Playas de Rosarito, 4 de febrero de 2026.– Más allá de los discursos y los protocolos, lo que queda claro es que erradicar la violencia política contra las mujeres no depende solo de leyes o instituciones, sino del compromiso real de quienes influyen en la conversación pública, como los medios de comunicación, los partidos políticos y los liderazgos comunitarios.

A partir de lo observado en el marco de la Mesa Naranja para la Prevención de la Violencia Política contra las Mujeres en Razón de Género, se refuerza una idea clave, la forma en la que se informa, se opina y se construyen narrativas puede ayudar a proteger a las mujeres o por el contrario, contribuir a violentarlas.

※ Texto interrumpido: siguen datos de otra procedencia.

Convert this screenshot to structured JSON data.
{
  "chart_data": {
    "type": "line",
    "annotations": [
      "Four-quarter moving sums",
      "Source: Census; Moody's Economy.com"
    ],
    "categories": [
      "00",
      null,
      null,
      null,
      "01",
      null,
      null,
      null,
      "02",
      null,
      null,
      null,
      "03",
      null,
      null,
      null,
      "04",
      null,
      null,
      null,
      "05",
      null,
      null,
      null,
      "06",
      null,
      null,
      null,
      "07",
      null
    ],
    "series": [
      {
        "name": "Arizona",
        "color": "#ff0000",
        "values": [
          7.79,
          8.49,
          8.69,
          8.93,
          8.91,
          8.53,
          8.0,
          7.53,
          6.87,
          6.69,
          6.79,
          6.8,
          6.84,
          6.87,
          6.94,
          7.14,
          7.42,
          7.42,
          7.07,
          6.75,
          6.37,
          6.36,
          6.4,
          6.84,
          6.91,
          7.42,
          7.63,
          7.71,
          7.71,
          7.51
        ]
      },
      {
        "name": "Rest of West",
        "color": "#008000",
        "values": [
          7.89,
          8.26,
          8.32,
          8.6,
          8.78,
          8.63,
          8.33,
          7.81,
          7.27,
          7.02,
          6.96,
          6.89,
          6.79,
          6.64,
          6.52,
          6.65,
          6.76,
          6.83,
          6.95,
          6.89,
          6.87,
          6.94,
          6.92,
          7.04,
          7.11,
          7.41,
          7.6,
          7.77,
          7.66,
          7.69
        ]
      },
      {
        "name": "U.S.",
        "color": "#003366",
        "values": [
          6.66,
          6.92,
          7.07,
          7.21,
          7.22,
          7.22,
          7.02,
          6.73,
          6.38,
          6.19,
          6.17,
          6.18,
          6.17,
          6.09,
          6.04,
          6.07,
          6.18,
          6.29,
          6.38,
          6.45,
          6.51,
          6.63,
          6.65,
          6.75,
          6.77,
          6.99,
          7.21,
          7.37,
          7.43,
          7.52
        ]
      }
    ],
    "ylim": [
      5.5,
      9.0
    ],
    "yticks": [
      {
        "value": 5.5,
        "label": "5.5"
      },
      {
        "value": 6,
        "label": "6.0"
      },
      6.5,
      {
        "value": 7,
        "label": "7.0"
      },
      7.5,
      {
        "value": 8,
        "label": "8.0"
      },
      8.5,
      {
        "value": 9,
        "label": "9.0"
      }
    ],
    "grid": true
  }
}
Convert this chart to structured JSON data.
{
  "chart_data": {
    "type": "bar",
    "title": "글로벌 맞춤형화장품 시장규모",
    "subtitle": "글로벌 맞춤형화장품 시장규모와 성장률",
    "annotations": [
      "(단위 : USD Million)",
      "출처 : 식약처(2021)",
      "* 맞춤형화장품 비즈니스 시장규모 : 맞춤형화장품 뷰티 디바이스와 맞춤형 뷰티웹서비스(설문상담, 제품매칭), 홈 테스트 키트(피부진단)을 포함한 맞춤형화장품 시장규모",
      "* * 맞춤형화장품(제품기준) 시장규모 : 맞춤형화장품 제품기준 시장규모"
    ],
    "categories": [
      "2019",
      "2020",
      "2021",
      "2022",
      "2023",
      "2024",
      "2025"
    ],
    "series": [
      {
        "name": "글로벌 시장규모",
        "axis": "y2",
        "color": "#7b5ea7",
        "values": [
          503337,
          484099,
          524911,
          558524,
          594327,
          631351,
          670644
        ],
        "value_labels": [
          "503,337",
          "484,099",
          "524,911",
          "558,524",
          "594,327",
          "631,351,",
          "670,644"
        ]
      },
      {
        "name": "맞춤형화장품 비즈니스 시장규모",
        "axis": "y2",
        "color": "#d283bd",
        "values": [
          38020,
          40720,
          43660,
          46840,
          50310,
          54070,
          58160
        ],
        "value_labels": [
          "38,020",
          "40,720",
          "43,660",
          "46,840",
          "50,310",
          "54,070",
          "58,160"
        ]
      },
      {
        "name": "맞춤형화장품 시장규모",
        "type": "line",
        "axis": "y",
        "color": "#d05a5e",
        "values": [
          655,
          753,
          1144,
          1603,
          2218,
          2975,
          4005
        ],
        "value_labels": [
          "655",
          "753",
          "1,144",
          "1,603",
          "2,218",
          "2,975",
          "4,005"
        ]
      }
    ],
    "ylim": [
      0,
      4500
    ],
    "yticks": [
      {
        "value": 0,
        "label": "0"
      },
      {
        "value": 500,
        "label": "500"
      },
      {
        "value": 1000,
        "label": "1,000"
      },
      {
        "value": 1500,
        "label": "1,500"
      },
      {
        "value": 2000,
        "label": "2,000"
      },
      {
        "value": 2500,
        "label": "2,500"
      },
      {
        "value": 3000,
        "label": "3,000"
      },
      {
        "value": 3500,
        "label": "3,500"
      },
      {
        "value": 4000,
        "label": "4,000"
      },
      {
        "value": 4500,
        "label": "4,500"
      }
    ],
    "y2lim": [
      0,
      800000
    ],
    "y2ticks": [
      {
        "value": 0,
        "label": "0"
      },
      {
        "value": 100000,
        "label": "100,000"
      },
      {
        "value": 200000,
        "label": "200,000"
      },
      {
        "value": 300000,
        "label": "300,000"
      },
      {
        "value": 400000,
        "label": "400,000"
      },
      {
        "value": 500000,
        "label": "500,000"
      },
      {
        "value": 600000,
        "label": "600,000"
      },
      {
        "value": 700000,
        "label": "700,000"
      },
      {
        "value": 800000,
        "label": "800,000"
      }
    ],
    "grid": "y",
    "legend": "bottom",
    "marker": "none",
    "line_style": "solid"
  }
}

Uno de los puntos que más resalta es el papel de los medios de comunicación, donde la línea entre informar con responsabilidad y distorsionar los hechos puede ser muy delgada. La libertad de expresión es un derecho fundamental, pero también implica conciencia sobre el impacto de lo que se dice, especialmente cuando se habla de la vida pública, privada o profesional de una mujer.

En ese contexto, la alcaldesa de Playas de Rosarito, Rocío Adame, coincidió en que es indispensable priorizar la veracidad y evitar la difusión de información que refuerce estigmas o prejuicios de género. Más que limitar la crítica, el llamado es a ejercerla con ética, responsabilidad y sensibilidad.

Al final, el mensaje es claro, prevenir la violencia política contra las mujeres es una tarea compartida, que requiere voluntad, responsabilidad y una forma de comunicar que respete y valore la participación femenina, sin convertirla en blanco de ataques, descalificaciones o juicios cargados de estereotipos.